DW África: Recentemente, o ministro das Relações Exteriores de Angola disse que o governo não iria aceitar acordos específicos com as organizações convidadas para observar as eleições e rejeitou a assinatura desse memorando de entendimento com a UE. A União Europeia teria que prescindir desse acordo especifico para enviar essa missão de peritos?

AG: Não, a União Europeia nunca prescinde disso, e bem. Não prescinde porque essa é uma condição “sine qua non”. ]E que nós vamos fazer observação eleitoral onde somos queridos, onde é reconhecido o interesse da nossa observação, não é de maneira nenhuma para “robot stamp”, portanto, para pôr um carimbo de credibilidade nas eleições – que parece ser o propósito do governo angolano – , mas não é esse o objetivo das missões de observação eleitoral. É de observar, é de ver, fazer recomendações com vista à melhoria do processo, quando estamos perante um governo que genuinamente está interessado em fazer eleições sérias. Ora bem, não é de maneira nenhuma essa a situação de Angola e, portanto, neste momento, também acho que não vale a pena ir fazer observação em Angola porque aquilo está trocado, está cheio de truques e manipulado, e portanto não vale a pena ir. Se Angola não quer corresponder a essas condições é porque, efetivamente, não quer observação eleitoral, é porque sabe que no fundo é um processo que está trocado e vai ser manipulado.

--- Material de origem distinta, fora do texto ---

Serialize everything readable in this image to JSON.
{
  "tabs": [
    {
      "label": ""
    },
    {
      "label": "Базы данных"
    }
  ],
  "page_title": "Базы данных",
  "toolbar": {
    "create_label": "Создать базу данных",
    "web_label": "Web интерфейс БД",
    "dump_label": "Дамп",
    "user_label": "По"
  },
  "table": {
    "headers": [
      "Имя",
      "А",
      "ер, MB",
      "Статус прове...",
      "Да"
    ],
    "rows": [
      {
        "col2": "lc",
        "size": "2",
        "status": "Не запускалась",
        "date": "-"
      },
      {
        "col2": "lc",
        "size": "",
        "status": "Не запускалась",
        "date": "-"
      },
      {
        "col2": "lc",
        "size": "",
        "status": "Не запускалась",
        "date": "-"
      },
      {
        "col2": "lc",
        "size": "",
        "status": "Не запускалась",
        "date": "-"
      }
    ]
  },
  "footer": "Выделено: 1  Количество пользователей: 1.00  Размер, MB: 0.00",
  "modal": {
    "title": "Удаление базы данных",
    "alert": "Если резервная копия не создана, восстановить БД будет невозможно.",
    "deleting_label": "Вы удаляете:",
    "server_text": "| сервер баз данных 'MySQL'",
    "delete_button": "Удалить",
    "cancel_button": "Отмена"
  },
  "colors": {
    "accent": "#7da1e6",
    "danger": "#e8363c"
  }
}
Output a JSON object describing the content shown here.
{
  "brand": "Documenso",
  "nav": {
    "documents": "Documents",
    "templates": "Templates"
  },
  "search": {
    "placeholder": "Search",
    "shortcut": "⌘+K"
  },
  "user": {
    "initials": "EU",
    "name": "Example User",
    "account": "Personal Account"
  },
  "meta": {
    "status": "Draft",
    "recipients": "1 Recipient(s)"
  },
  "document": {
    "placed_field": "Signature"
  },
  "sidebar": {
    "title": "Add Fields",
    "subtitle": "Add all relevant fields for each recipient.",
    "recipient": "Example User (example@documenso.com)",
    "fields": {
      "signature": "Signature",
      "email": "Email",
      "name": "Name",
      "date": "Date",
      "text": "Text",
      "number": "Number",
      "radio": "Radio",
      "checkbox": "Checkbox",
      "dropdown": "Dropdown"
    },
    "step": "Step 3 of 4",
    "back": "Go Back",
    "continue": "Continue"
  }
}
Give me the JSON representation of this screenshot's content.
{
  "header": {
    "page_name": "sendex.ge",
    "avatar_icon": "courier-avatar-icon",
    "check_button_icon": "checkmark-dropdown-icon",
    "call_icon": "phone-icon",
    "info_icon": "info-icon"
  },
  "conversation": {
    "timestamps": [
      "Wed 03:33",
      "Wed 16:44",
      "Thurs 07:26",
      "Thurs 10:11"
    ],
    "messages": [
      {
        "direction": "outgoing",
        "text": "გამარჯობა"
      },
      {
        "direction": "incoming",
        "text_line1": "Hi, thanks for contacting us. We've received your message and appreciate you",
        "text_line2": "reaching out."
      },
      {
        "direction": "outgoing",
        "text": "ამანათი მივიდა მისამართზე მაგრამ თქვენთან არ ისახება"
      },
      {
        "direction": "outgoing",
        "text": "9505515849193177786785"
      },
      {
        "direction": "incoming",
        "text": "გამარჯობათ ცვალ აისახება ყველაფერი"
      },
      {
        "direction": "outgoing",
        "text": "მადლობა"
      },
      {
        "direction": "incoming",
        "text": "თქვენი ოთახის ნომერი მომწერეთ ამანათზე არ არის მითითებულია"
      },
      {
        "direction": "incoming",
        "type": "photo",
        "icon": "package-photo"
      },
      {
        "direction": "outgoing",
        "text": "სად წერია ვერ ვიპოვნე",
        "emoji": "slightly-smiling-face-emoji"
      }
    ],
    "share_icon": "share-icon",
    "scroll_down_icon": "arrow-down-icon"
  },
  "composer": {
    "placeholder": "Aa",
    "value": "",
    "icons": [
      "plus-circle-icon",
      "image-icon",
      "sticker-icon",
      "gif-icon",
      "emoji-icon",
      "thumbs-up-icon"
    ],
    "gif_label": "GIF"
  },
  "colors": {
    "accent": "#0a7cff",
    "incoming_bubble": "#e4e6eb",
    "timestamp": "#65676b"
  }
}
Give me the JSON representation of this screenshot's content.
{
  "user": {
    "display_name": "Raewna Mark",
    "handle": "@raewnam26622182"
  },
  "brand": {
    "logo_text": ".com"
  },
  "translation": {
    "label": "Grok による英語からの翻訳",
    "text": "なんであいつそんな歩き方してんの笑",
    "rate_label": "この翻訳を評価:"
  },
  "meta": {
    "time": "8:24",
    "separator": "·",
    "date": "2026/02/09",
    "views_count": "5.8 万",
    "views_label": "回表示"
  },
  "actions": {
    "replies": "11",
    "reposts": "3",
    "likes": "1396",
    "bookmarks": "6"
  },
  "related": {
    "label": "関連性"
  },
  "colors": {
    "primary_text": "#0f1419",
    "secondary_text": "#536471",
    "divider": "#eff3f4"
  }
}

DW África: A eurodepuatada já tinha previsto este cenário e acusou as autoridades angolanas de não estarem  interessadas na observação europeia. A sua visão continua pessimista?

AG: Exatamente, quer todos os partidos da oposição angolana, quer as organizações da sociedade civil pediram explicitamente esta missão de observação eleitoral. O governo angolano não quis fazer o convite, se não muito tarde no mês de junho porque não queria. E quando fez esse convite, não deu essas garantias básicas, portanto, temos a demonstração daquilo que, infelizmente, eu sempre suspeitei que se ia passar. O Governo angolano não quer observação eleitoral da União Europeia, nem de lado nenhum, porque  vai manipular o processo. E portanto, não quer observadores que, eventualmente, possam expor essa manipulação. Mas o povo angolano penso que não se deixa enganar. O processo vai, inevitavelmente, implicar uma mudança porque o presidente José Eduardo dos Santos não está em condições físicas de continuar mais tempo. Portanto, esperemos que com paz, embora com truques, de facto a mudança se faça e o povo angolano saiba fazê-la corresponder àquilo que, efetivamente, são as suas aspirações e interesses.